IV Dilaudid, baby! In the ER, serious kidney stone attack, in tears and vomiting from the pain. The nurse comes in, and says she has pain medication, and I ask her what it is (I have a very bad reaction to Demerol, so I always ask), and she says it’s 2mg of Dilaudid. She put that syringe in my IV, and I swear, before she even pulled it back out, WHAM! It was like being hit by a hammer of relief.
I like morphine just fine, and it is pretty fast, but man, nothing spells instant relief like IV Dilaudid!
OK, I indulged in a bit of hyperbole there, given that I’m not actually dead. But that’s kind of how we rate my heart attacks. There were those two fatal ones (the first, where a neighbor who was a nurse in a cardiac ward elsewhere marveled at my still-living condition, and another, which was WAAAAY worse). Then, there were a couple of pretty nasty ones, and four which were relatively minor, compared to all the others.
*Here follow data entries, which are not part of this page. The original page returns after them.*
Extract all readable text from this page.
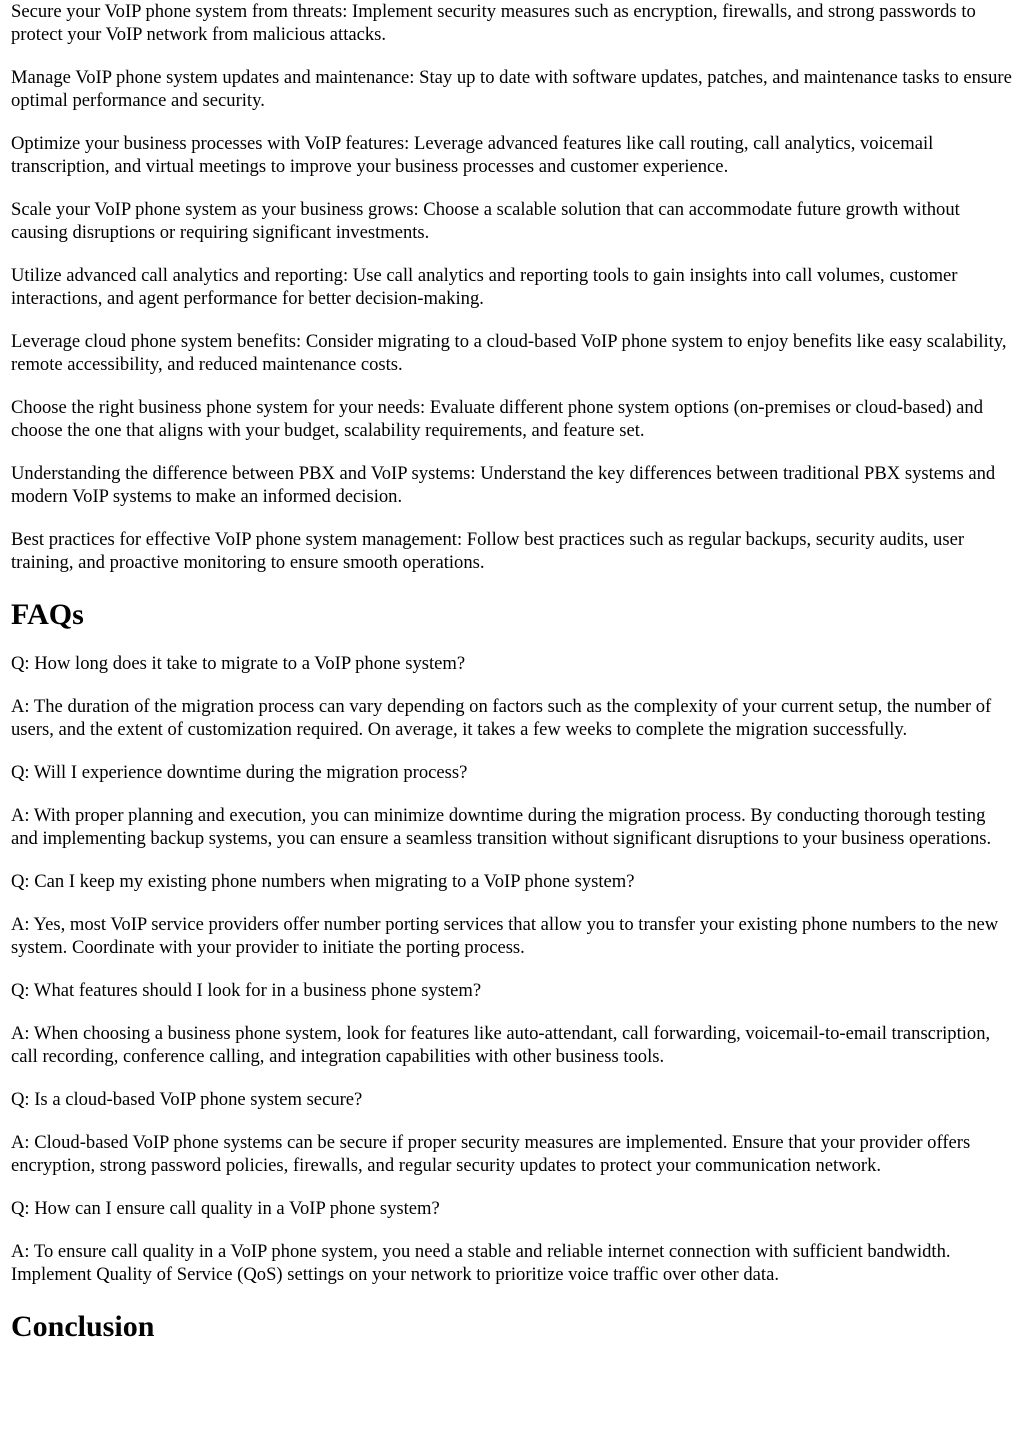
Secure your VoIP phone system from threats: Implement security measures such as encryption, firewalls, and strong passwords to protect your VoIP network from malicious attacks.

Manage VoIP phone system updates and maintenance: Stay up to date with software updates, patches, and maintenance tasks to ensure optimal performance and security.

Optimize your business processes with VoIP features: Leverage advanced features like call routing, call analytics, voicemail transcription, and virtual meetings to improve your business processes and customer experience.

Scale your VoIP phone system as your business grows: Choose a scalable solution that can accommodate future growth without causing disruptions or requiring significant investments.

Utilize advanced call analytics and reporting: Use call analytics and reporting tools to gain insights into call volumes, customer interactions, and agent performance for better decision-making.

Leverage cloud phone system benefits: Consider migrating to a cloud-based VoIP phone system to enjoy benefits like easy scalability, remote accessibility, and reduced maintenance costs.

Choose the right business phone system for your needs: Evaluate different phone system options (on-premises or cloud-based) and choose the one that aligns with your budget, scalability requirements, and feature set.

Understanding the difference between PBX and VoIP systems: Understand the key differences between traditional PBX systems and modern VoIP systems to make an informed decision.

Best practices for effective VoIP phone system management: Follow best practices such as regular backups, security audits, user training, and proactive monitoring to ensure smooth operations.

FAQs

Q: How long does it take to migrate to a VoIP phone system?

A: The duration of the migration process can vary depending on factors such as the complexity of your current setup, the number of users, and the extent of customization required. On average, it takes a few weeks to complete the migration successfully.

Q: Will I experience downtime during the migration process?

A: With proper planning and execution, you can minimize downtime during the migration process. By conducting thorough testing and implementing backup systems, you can ensure a seamless transition without significant disruptions to your business operations.

Q: Can I keep my existing phone numbers when migrating to a VoIP phone system?

A: Yes, most VoIP service providers offer number porting services that allow you to transfer your existing phone numbers to the new system. Coordinate with your provider to initiate the porting process.

Q: What features should I look for in a business phone system?

A: When choosing a business phone system, look for features like auto-attendant, call forwarding, voicemail-to-email transcription, call recording, conference calling, and integration capabilities with other business tools.

Q: Is a cloud-based VoIP phone system secure?

A: Cloud-based VoIP phone systems can be secure if proper security measures are implemented. Ensure that your provider offers encryption, strong password policies, firewalls, and regular security updates to protect your communication network.

Q: How can I ensure call quality in a VoIP phone system?

A: To ensure call quality in a VoIP phone system, you need a stable and reliable internet connection with sufficient bandwidth. Implement Quality of Service (QoS) settings on your network to prioritize voice traffic over other data.

Conclusion
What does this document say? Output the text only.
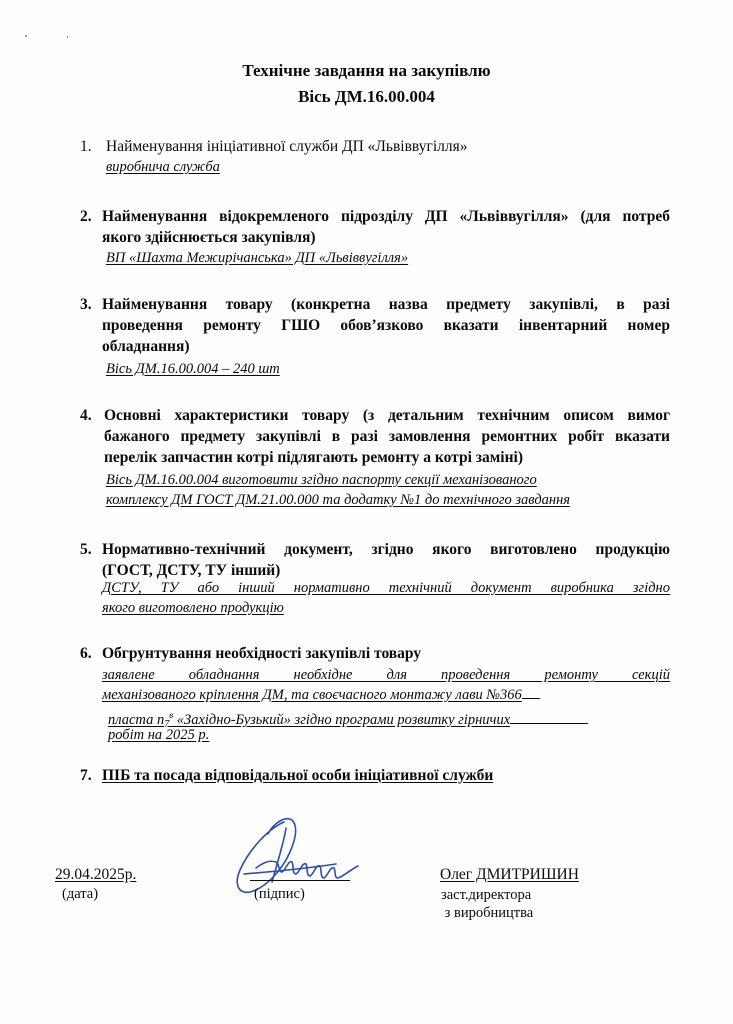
Технічне завдання на закупівлю
Вісь ДМ.16.00.004
1. Найменування ініціативної служби ДП «Львіввугілля»
виробнича служба
2. Найменування відокремленого підрозділу ДП «Львіввугілля» (для потреб
якого здійснюється закупівля)
ВП «Шахта Межирічанська» ДП «Львіввугілля»
3. Найменування товару (конкретна назва предмету закупівлі, в разі
проведення ремонту ГШО обов’язково вказати інвентарний номер
обладнання)
Вісь ДМ.16.00.004 – 240 шт
4. Основні характеристики товару (з детальним технічним описом вимог
бажаного предмету закупівлі в разі замовлення ремонтних робіт вказати
перелік запчастин котрі підлягають ремонту а котрі заміні)
Вісь ДМ.16.00.004 виготовити згідно паспорту секції механізованого
комплексу ДМ ГОСТ ДМ.21.00.000 та додатку №1 до технічного завдання
5. Нормативно-технічний документ, згідно якого виготовлено продукцію
(ГОСТ, ДСТУ, ТУ інший)
ДСТУ, ТУ або інший нормативно технічний документ виробника згідно
якого виготовлено продукцію
6. Обгрунтування необхідності закупівлі товару
заявлене обладнання необхідне для проведення ремонту секцій
механізованого кріплення ДМ, та своєчасного монтажу лави №366
пласта $n_7^в$ «Західно-Бузький» згідно програми розвитку гірничих
робіт на 2025 р.
7. ПІБ та посада відповідальної особи ініціативної служби
29.04.2025р.
(дата)	(підпис)
Олег ДМИТРИШИН
заст.директора
з виробництва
I’m in the hospital, zoned out from something (Demerol?) but still staggering my way to the bathroom down the hall (for some reason, my room had no bathroom) and trying to pee. Every 5 minutes or so.
After about a million years of this (the accounts receivable lady wanted me to sign some forms, and I was so zoned out all I could manage was a mumbled “not now”) I finally stopped by the nurses’ station. I thanked them for the (Demerol?) and while it was making my head float beautifully to the ceiling, it wasn’t doing anything for the pain.
Then they gave me some other drug. It started with a T, I think there was an X somewhere in the middle, and I would have married it on the spot.
Except for a bit of a headache the next day, I was fine. Except that’s when I realized the Atkins Diet was not for me.
norinew, Ivylad has Dilaudid in his morphine pump. I’m afraid it doesn’t help much with his back pain.
Was it, by chance, Toradol? Toradol is an NSAID, non-narcotic. But it is very effective for kidney stone pain.
I’m really sorry to hear that. It always amazes me how totally differently different people react to the various drugs. I know some people who would give their right arms for some Demerol, but all it ever does to me is make me puke. I hope he finds some relief soon.
Quite possibly. All I know is that I floated the rest of the day. You know what else I like? Nitrous Oxide. I’ve had a couple of procedures at my dentist where they gave me Nitrous Oxide. It was like taking a nap, only not, and after they shut off the gas I was alert, rested and raring to go.
Unfortunately not. Apparently there is scar tissue growing around the nerves…scraping it away (surgery) will only make it grow back faster. he’s got Oxycodone and other pills, and all they can do is try to manage the pain so it’s not quite so debilitating.